OK, after all of that buildup — and going back and forth in my mind about whether I should break our code and reveal what I witnessed that night — back to my story.
This visitor was trying to get Chris to switch to the Libertarian Party and run for Rep. Steven Palazzo’s seat. That’s something a lot of people were asking Chris to do at the time, only as a Republican.
But then the man started pitching Chris about what he could offer to his campaign. The man told Chris that he had access to technology that would “hack into people’s Facebook accounts” — and I distinctly remember this guy using the word “hack” — and use their information to target potential like-minded voters.
I don’t remember any details about it.
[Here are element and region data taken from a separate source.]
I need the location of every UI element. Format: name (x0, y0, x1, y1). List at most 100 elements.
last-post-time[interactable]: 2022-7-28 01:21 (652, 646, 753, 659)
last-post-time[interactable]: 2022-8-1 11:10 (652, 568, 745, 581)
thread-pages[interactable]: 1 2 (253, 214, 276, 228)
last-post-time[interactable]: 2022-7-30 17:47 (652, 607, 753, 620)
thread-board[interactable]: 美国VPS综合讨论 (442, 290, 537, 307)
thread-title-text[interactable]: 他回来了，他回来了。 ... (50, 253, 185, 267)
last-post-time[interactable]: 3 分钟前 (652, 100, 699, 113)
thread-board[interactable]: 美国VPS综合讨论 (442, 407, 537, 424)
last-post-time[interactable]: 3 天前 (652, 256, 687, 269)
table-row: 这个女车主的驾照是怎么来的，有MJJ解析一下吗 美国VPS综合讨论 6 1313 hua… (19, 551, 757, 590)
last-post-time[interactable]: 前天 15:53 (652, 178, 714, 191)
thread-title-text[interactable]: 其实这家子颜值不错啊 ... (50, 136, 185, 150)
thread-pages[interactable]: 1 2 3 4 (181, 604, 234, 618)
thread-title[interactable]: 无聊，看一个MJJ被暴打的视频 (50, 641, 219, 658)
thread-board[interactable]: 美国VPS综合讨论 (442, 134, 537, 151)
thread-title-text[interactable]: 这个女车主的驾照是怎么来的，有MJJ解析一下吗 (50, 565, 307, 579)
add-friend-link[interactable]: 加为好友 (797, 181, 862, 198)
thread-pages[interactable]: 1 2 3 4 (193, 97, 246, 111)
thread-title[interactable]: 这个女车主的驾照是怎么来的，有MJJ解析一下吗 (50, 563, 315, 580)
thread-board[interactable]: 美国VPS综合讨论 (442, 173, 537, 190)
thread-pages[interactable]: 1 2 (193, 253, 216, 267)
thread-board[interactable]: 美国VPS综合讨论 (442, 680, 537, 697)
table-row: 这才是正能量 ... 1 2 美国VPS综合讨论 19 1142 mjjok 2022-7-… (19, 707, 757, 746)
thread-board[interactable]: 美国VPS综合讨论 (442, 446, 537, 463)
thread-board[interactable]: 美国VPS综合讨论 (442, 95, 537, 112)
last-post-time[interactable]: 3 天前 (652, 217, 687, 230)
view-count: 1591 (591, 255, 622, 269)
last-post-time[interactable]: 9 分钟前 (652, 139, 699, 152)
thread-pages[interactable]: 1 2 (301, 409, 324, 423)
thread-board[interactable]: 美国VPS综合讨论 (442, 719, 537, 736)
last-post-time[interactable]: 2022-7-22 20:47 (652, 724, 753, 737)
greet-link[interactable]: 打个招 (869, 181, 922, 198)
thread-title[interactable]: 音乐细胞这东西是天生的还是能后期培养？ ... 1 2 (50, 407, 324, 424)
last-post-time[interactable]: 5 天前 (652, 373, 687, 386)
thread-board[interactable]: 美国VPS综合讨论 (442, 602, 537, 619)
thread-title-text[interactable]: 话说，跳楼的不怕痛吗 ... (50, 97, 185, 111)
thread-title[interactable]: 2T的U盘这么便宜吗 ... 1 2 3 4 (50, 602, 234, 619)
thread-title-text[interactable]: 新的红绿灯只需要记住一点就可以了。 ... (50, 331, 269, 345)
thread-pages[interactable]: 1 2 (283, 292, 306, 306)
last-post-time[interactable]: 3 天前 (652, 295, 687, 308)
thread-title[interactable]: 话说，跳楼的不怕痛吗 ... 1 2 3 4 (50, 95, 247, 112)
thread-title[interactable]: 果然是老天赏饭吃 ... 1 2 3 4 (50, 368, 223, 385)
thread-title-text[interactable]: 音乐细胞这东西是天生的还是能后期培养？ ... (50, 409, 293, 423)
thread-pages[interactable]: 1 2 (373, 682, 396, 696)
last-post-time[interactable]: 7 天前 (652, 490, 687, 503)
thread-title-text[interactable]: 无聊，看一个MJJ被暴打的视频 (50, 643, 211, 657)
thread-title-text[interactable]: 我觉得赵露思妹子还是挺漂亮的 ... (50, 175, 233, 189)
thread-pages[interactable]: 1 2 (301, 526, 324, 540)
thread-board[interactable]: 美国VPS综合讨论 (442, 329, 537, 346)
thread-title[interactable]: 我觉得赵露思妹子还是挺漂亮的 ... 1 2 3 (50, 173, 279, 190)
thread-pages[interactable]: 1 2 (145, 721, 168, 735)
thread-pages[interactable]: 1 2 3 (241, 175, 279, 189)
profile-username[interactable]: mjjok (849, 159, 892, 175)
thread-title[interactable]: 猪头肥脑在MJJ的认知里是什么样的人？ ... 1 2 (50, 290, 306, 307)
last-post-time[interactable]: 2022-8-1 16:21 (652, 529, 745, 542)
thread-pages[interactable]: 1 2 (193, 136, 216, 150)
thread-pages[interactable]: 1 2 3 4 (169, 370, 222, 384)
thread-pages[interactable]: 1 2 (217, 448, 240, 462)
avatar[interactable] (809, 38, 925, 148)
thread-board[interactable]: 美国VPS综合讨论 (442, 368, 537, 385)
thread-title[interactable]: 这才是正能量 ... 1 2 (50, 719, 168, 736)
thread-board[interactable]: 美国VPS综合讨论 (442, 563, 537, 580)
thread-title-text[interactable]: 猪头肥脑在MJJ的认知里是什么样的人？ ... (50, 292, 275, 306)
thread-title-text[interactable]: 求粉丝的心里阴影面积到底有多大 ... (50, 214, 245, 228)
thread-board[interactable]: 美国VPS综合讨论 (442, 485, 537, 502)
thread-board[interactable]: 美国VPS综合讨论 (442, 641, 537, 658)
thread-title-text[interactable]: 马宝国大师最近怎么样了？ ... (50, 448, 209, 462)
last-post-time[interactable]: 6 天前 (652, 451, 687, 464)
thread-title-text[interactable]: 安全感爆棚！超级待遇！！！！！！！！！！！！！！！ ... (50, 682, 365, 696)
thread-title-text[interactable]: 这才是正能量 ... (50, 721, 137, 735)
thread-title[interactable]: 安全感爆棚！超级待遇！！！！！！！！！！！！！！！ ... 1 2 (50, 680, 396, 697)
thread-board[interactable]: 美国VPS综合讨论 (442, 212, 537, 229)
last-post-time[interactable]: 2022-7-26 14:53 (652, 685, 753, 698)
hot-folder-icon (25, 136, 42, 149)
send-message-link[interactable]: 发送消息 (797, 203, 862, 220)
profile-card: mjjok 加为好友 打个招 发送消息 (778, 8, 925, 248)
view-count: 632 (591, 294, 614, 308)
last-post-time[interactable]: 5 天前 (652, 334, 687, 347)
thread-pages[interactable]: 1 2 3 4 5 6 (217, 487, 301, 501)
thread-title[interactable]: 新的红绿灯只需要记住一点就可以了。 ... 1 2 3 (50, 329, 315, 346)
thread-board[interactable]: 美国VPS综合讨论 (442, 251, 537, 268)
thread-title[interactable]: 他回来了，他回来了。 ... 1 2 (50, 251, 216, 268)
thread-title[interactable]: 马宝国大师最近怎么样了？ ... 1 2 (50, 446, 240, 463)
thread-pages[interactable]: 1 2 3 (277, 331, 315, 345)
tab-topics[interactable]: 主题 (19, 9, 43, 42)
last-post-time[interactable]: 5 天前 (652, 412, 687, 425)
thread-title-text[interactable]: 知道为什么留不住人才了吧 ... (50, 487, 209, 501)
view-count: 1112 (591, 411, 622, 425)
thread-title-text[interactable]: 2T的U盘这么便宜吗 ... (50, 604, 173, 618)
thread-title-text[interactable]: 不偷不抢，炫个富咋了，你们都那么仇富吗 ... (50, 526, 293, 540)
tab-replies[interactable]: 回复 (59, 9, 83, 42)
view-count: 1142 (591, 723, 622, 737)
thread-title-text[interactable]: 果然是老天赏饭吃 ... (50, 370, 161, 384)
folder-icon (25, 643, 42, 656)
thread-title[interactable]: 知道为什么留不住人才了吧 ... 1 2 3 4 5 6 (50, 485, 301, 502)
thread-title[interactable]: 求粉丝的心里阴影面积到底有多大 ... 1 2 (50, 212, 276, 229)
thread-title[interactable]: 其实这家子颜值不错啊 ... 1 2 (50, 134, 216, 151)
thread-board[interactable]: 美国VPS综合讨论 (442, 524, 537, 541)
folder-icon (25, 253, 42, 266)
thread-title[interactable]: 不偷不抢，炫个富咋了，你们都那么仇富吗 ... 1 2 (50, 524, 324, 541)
In fact, I don’t remember the conversation reaching that stage. I do, however, remember Chris chuckling and saying, “I don’t want any part of that” and changing the subject.
I also remember how odd it seemed that a Libertarian, who is supposed to be anti-government intrusion and anti-corporate overreach and all about citizens’ privacy rights, was pitching this kind of technology to a Libertarian-leaning candidate.
It’s all sort of surreal now, recalling that interaction and seeing the huge national scandal that’s being made of Cambridge Analytica, the backlash against Facebook and the awakening of its users about the way private information is being mined by companies and campaigns.
And now I’m breaching the rules of data I obtained legally during a social occasion but didn’t get permission to use for publication.
I just think it’s important for people to know what I saw and heard that night. It says a lot about the kind of man Chris is. Even though he was done wrong, he refused to do wrong.